John Leslie has been found not guilty of sexual assault.
The verdict has been handed down by a jury at London’s Southwark Crown Court.
Former Blue Peter presenter Leslie, 55, had always denied the alleged sexual assault in 2008.
A charity fundraiser claimed he groped her breasts at a celebrity Christmas party at a bar in London’s West End, laughed heartily, then went off without saying a word to her.
Leslie denied the charge. He told the jury he did not recognise the victim, could not remember meeting her and did not recall being at the party. But he said he had never sexually assaulted anyone.
The jury took just 23 minutes to reach its not guilty verdict.
Mr Leslie, appearing under his real name John Leslie Stott, nodded to the jury of nine men and three women then collapsed in tears in the dock.
His dad Les punched the air in the public gallery and shouted “yes” then broke down in tears.
The judge Deborah Taylor, the Recorder of Westminster, told him: “Mr Stott, you for the second time leave this court without a stain on your character.
“I hope it will be the last time you have to attend.”
As he left the dock, Mr Leslie collapsed into his dad’s arms.

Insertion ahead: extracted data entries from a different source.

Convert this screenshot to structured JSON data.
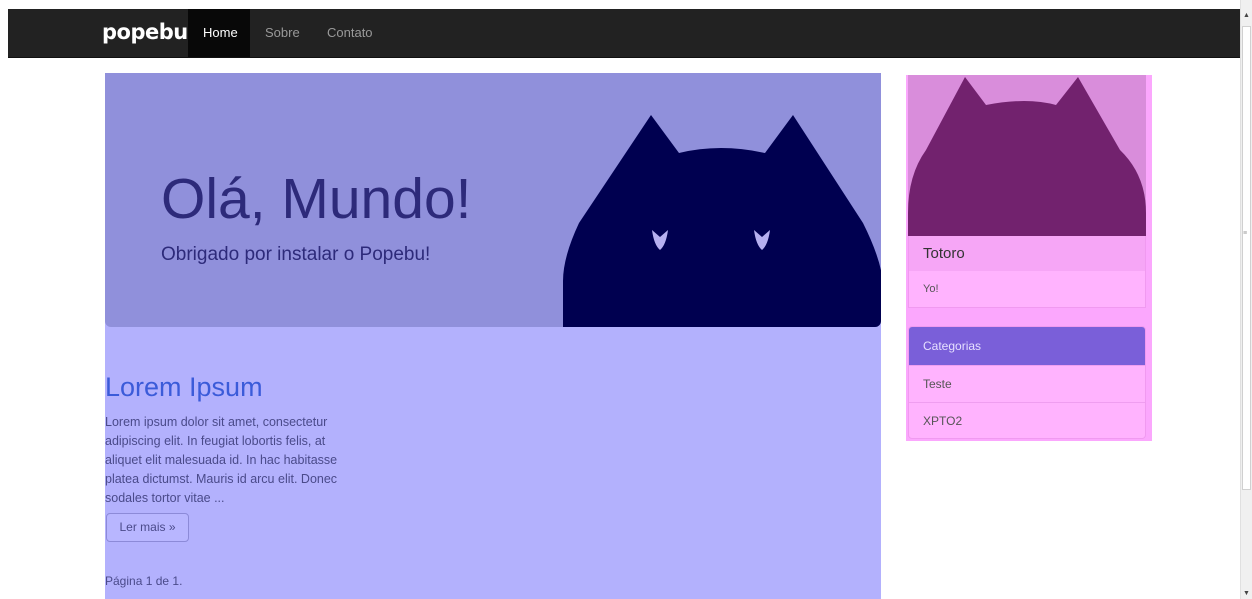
{
  "navbar": {
    "brand": "popebu",
    "items": [
      {
        "label": "Home",
        "active": true
      },
      {
        "label": "Sobre",
        "active": false
      },
      {
        "label": "Contato",
        "active": false
      }
    ]
  },
  "hero": {
    "title": "Olá, Mundo!",
    "subtitle": "Obrigado por instalar o Popebu!"
  },
  "post": {
    "title": "Lorem Ipsum",
    "excerpt": "Lorem ipsum dolor sit amet, consectetur adipiscing elit. In feugiat lobortis felis, at aliquet elit malesuada id. In hac habitasse platea dictumst. Mauris id arcu elit. Donec sodales tortor vitae ...",
    "more_label": "Ler mais »"
  },
  "pagination": "Página 1 de 1.",
  "sidebar": {
    "profile": {
      "name": "Totoro",
      "text": "Yo!"
    },
    "categories": {
      "header": "Categorias",
      "items": [
        "Teste",
        "XPTO2"
      ]
    }
  },
  "colors": {
    "navbar_bg": "#222222",
    "hero_bg": "#9090db",
    "main_bg": "#b3b1fd",
    "cat_silhouette": "#000050",
    "sidebar_bg": "#fba7fd",
    "profile_art_bg": "#d98ddb",
    "profile_cat": "#72226e",
    "categories_header": "#7a5fd9",
    "post_title": "#3b5bd9"
  }
}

The pair wept as they hugged each other tightly in the court.
In her closing speech to the jury, Gudrun Young, defending, said Leslie has had his TV career “ruined” and life “blighted” by false allegations based on “rumour, speculation, gossip and darn right lies”.
He has not appeared on TV since October 2002 and had become “notorious” and “infamous” for being the subject of a series of sexual allegations none of which had been proven.
“He has no convictions – no cautions. It has never been established he has done a single wrong to anybody, let alone a woman,” she said.
Ms Young told the jury though it was not “the most serious sexual assault” ever to come before the courts, every criminal allegation was a serious matter – particularly for Leslie who has been wrongly accused in the past.
“This time at least he is being tried in a court of law rather than by the court of public opinion,” she said.
She urged the jury to try the case “on the the evidence” and to ignore any temptation to think “there’s no smoke without fire”.
Ms Young said there were a “number of things that don’t add up and make no sense” about the woman’s allegation.
She said the alleged victim was “not entirely open and honest” about how much she’d had to drink at the party.
There had been a free bar and one of her pals later admitted in a text she had “thrown up” in a taxi.
The woman has said in a text it was a “big party night”.
But Ms Young said the woman had told the jury she was quite sober when the incident happened.
She asked why she had been so defensive when “alcohol clearly was a factor”.
Ms Young said the woman had told “deliberate lies” about how busy the party had been.
She had “massaged” her evidence to suggest there were not many people around to “explain away” why no-one else had seen the alleged incident.
Ms Young questioned why the woman had introduced herself to Leslie in the first place.
He was by then a “nobody” and an “embarrassment”. He was best known for being “disgraced”.
Ms Young suggested the woman had gone up to him because she wanted her own “story to tell” about an encounter with such a “notorious” individual.
But she said Leslie was “not the monster he has been portrayed as” and – because of the false claims previously made against him – behaved cautiously in public particularly in the presence of women.
She said he would never have committed such a “bizarre brazen sexual assault”.
Afterwards the woman did not behave as if she had been the victim of such an attack.
She stayed at the party to the end “dancing, drinking and smiling” and later posted pictures on Facebook.
Ms Young told the jury she was “not a psychiatrist” and did not know why the woman had made up the allegation.
But she may have been inspired by the #MeToo movement.
Ms Young said many women had taken the movement as a “welcome” opportunity to discuss unacceptable behaviour they had experienced in the past.
But, she went on, “not every #MeToo story told was authentic”.
She said: “Some people will take the opportunity to lie. Others may have jumped on the bandwagon for complex psychological reasons.”
She said Leslie himself did not know why the woman had made up the allegation.
But Ms Young told the jury the claim 6ft 5in notorious Leslie would openly grope a woman in a packed party thinking he would get away with it is “just not credible”.